Why M1 Pro could replace Colab: M1 Pro vs Tesla K80 (Colab) and P100 (Kaggle)
Since Apple’s introduction of M1 chip in 2020 I was primarily interested in its usage for ML training. Though, then it was only about inference with Neural Engine.
However, after the announcement of the new M1 Pro/Max sillicons and the release of PluggableDevice for Tensorflow, it became possible to train models using the GPU. Comparisons of the maxed-out M1 Max with top-end GPU models are already available.

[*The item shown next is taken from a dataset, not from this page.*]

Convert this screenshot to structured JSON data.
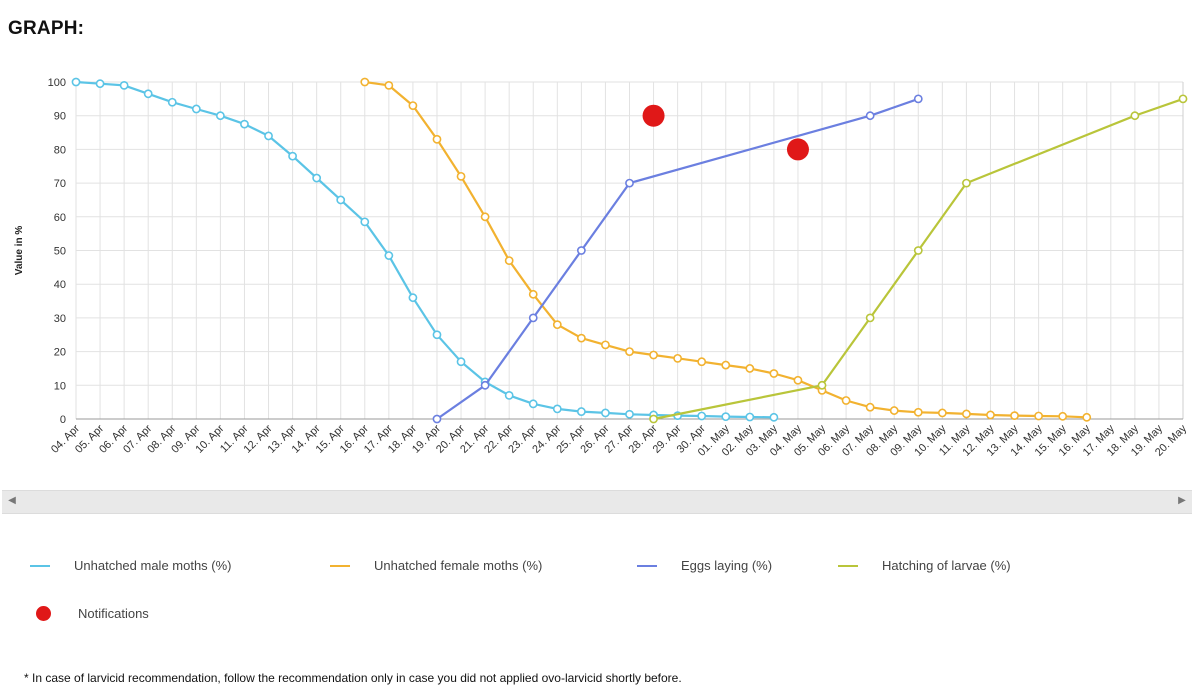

However, having an M1 pro (16 cores GPU, 16 GB RAM) in a 14inch MPB body, I wondered how much it could replace a regular instance with a GPU on the same Colab or Kaggle 🤔.
Part 1: Dummy test
For quick comparison, I have used TensorFlow Transfer learning example of Cat vs Dog detection. DenseNet201 with unfrozen params was used as a base model.
The results were the following:
- Colab (Tesla P80): ~880 ms/step
- M1 Pro (Metal): ~480 ms/step
- Kaggle (Tesla P100): ~245 ms/step
Not bad, considering the power consumption of the M1 Pro and the fact that I didn’t hear the fan sound during the test. However, such a comparison didn’t seem mature enough to me.